The DBE holds several fund-raisers throughout the year, and all in the service of four British homes for the aged. Think domestics like those in the hit Brit series "Downton Abbey."

"It's very nice to raise funds to keep them in comfort while they're suffering in old age," Sellers says with a smile.

The women walk outside to admire Hickey's rose garden, one planted with several varieties, including the Queen Elizabeth Rose. The patent ran out long ago, so Hickey gets them cheaply. But she admires them mostly for the way they send out long stems.

They better fit the vases that populate her living room, a tasteful space in shades of yellow and clotted cream and one with a commanding view of the Treasure Valley.

As the afternoon heat rises from the valley floor, the talk inevitably turns to all matters royal, especially the Queen's 60th Anniversary Year.  The women are unapologetic royalists. Largely because Elizabeth has never set a foot wrong as monarch.

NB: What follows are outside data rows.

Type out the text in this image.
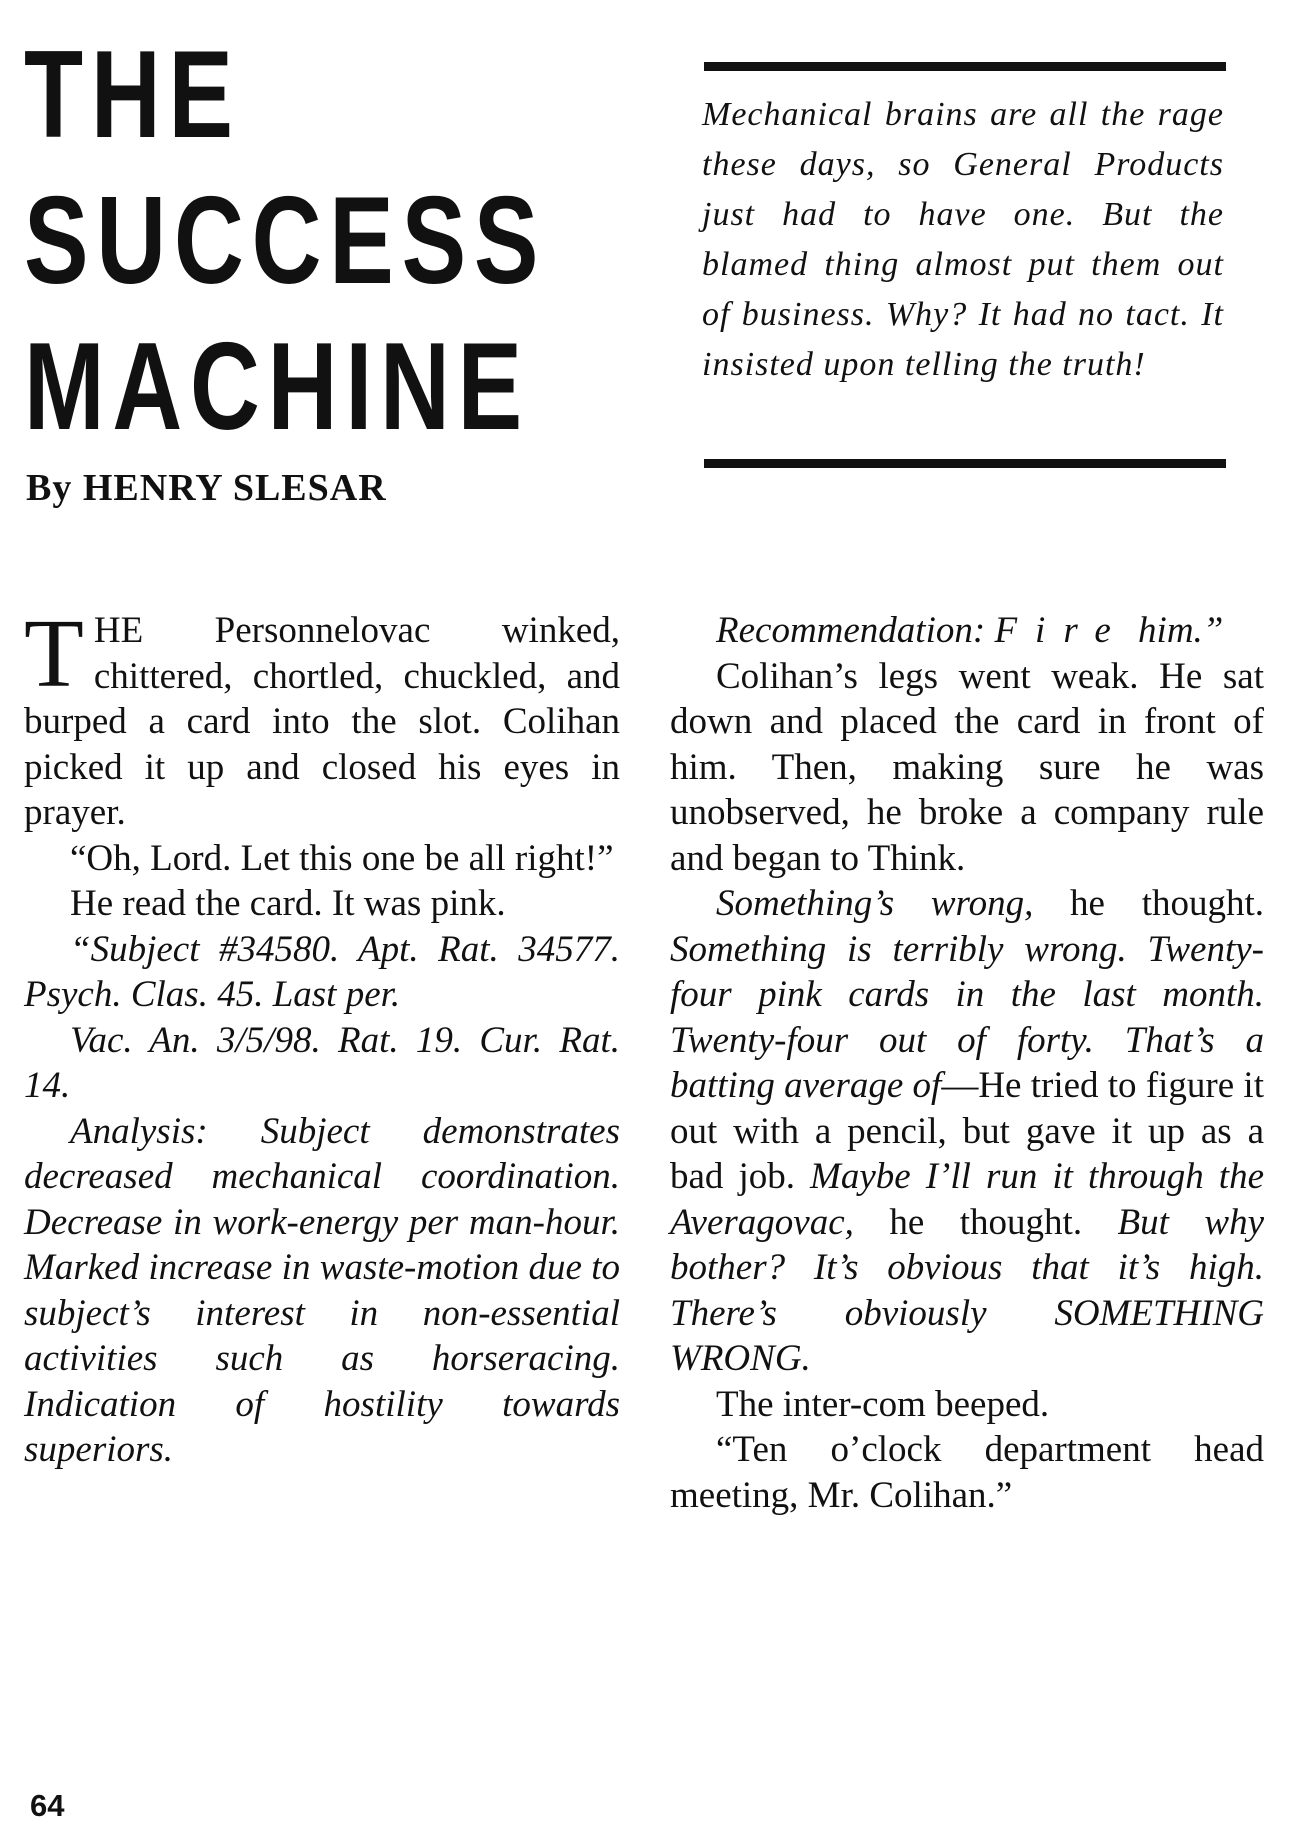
THE
SUCCESS
MACHINE
By HENRY SLESAR
Mechanical brains are all the rage these days, so General Products just had to have one. But the blamed thing almost put them out of business. Why? It had no tact. It insisted upon telling the truth!

THE Personnelovac winked, chittered, chortled, chuckled, and burped a card into the slot. Colihan picked it up and closed his eyes in prayer.

“Oh, Lord. Let this one be all right!”

He read the card. It was pink.

“Subject #34580. Apt. Rat. 34577. Psych. Clas. 45. Last per.

Vac. An. 3/5/98. Rat. 19. Cur. Rat. 14.

Analysis: Subject demonstrates decreased mechanical coordination. Decrease in work-energy per man-hour. Marked increase in waste-motion due to subject’s interest in non-essential activities such as horseracing. Indication of hostility towards superiors.

Recommendation: Fire him.”

Colihan’s legs went weak. He sat down and placed the card in front of him. Then, making sure he was unobserved, he broke a company rule and began to Think.

Something’s wrong, he thought. Something is terribly wrong. Twenty-four pink cards in the last month. Twenty-four out of forty. That’s a batting average of—He tried to figure it out with a pencil, but gave it up as a bad job. Maybe I’ll run it through the Averagovac, he thought. But why bother? It’s obvious that it’s high. There’s obviously SOMETHING WRONG.

The inter-com beeped.

“Ten o’clock department head meeting, Mr. Colihan.”

64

Lock sums it up best in focusing on the Queen's devotion to country.

"I think the reason she's staying in the throne and not abdicating is because she has an amazing sense of duty." The others nod in agreement.

They're also approving of the Royal Couple, a pairing so popular that most Brits just call them simply "Will & Kate," like you would a favorite TV show. In fact, the young newlyweds are the stars of their own ongoing mini-drama, punctuated by almost daily briefings about Kate's pregnancy.

"They're a very young couple," Hickey says approvingly, almost like a proud grandmother.

"The Queen was always whisked off and had to leave her children. They won't do that today, I believe."

By now it's tea time. Hickey slips into the kitchen to make sure the scones are ready. It's not enough that the tea be hot, she has to serve a sweet as part of the ritual. She has made them herself, small round confections the color of wheat.

Ordinarily, she would transfer the jam to an elegant serving dish, but a TV crew can't wait. So she elects to do the expedient thing and spoon it onto the scones.

"It's coming right from the jam jar, girls," she says laughing.

Despite the faux pas, count on the fact that, in the Treasure Valley, if these women have their way, there will always be an England.